Personal information
- Date of birth: 1 February 1997 (age 29)
- Place of birth: Leoben, Austria
- Height: 1.73 m (5 ft 8 in)
- Positions: Midfielder; winger;

Team information
- Current team: DSV Leoben II
- Number: 20

Youth career
- 2002–2009: DSV Leoben
- 2009–2010: Grazer AK
- 2010: AKA HIB Liebenau
- 2010–2015: Sturm Graz

Senior career*
- Years: Team / Apps / (Gls)
- 2014–2017: Sturm Graz II / 50 / (3)
- 2016–2019: Sturm Graz / 0 / (0)
- 2017–2018: → Blau-Weiß Linz (loan) / 21 / (0)
- 2018–2019: → Kapfenberger SV (loan) / 26 / (1)
- 2019–2020: Kapfenberger SV / 17 / (0)
- 2020–2021: Floridsdorfer AC / 22 / (1)
- 2021–2022: DSV Leoben / 27 / (9)
- 2023–: DSV Leoben II / 2 / (5)

= Lukas Skrivanek =

Austrian footballer

Lukas Skrivanek (born 1 February 1997) is an Austrian football player. He plays for DSV Leoben.

==Club career==
He made his Austrian Football First League debut for FC Blau-Weiß Linz on 21 July 2017 in a game against FC Wacker Innsbruck.

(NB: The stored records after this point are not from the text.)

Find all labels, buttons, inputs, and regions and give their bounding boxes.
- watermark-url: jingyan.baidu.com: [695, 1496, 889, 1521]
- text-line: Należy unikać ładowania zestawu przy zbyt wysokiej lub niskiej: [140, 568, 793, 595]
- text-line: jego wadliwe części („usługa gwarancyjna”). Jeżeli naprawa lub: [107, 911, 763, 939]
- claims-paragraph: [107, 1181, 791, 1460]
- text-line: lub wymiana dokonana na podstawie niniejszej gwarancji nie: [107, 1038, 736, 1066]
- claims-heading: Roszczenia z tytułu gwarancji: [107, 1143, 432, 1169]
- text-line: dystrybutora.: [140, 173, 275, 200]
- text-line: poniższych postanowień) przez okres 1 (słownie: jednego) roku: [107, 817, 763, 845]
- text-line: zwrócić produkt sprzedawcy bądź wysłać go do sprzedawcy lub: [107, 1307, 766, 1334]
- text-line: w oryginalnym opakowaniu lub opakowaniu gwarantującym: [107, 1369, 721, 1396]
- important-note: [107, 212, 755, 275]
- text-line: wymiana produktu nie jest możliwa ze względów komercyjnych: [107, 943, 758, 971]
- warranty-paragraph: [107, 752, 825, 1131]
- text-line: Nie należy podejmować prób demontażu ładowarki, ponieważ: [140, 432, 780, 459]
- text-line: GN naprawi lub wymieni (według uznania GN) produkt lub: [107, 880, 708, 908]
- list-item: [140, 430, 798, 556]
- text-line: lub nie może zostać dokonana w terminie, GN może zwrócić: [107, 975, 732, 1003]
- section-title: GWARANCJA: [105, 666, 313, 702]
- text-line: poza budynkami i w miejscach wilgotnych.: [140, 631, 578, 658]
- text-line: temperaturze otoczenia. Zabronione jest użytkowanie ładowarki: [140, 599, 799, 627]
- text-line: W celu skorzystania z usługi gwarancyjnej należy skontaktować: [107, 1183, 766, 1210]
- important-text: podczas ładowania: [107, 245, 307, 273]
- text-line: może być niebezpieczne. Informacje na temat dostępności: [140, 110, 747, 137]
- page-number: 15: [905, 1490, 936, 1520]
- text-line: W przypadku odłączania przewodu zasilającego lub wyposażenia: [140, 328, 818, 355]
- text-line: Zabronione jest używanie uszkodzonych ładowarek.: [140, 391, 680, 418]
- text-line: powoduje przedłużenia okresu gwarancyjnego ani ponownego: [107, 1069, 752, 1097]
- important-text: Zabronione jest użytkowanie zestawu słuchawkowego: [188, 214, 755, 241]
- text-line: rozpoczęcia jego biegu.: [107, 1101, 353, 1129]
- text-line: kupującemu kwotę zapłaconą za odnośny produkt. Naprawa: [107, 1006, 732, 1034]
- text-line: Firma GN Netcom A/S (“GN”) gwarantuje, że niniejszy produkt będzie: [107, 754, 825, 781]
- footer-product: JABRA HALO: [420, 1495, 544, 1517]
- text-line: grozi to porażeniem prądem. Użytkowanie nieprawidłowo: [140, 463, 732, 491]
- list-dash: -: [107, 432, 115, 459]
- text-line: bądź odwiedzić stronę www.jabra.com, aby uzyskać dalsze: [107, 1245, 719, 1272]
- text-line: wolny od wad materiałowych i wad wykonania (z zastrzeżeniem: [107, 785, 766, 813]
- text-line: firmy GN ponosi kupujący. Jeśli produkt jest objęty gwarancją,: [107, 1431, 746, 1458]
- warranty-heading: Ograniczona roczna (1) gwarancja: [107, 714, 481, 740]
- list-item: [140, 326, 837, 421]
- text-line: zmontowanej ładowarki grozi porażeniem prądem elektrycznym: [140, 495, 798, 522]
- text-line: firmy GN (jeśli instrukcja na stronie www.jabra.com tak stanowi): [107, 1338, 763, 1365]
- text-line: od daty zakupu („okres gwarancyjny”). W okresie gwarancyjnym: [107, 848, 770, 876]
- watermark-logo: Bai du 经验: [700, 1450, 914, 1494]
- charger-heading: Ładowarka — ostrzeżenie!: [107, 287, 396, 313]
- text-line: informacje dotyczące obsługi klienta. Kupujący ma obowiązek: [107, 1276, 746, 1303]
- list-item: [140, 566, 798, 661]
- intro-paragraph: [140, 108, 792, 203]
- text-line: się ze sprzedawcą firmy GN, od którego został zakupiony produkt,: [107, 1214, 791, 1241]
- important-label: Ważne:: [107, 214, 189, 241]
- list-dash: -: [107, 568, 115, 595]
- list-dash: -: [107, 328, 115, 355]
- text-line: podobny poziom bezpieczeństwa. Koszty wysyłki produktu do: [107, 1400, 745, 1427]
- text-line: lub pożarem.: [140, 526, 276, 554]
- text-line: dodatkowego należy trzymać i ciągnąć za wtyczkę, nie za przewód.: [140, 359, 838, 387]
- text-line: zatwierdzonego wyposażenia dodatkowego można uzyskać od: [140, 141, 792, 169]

On 14 August 2020, he signed with Floridsdorfer AC. In the summer 2021, Skrivanek returned to his childhood club DSV Leoben. In March 2023 it was reported, that Leoben was refusing Skrivanek to train with the clubs first team anymore. For that reason, Skrivanek began playing for the clubs reserve team.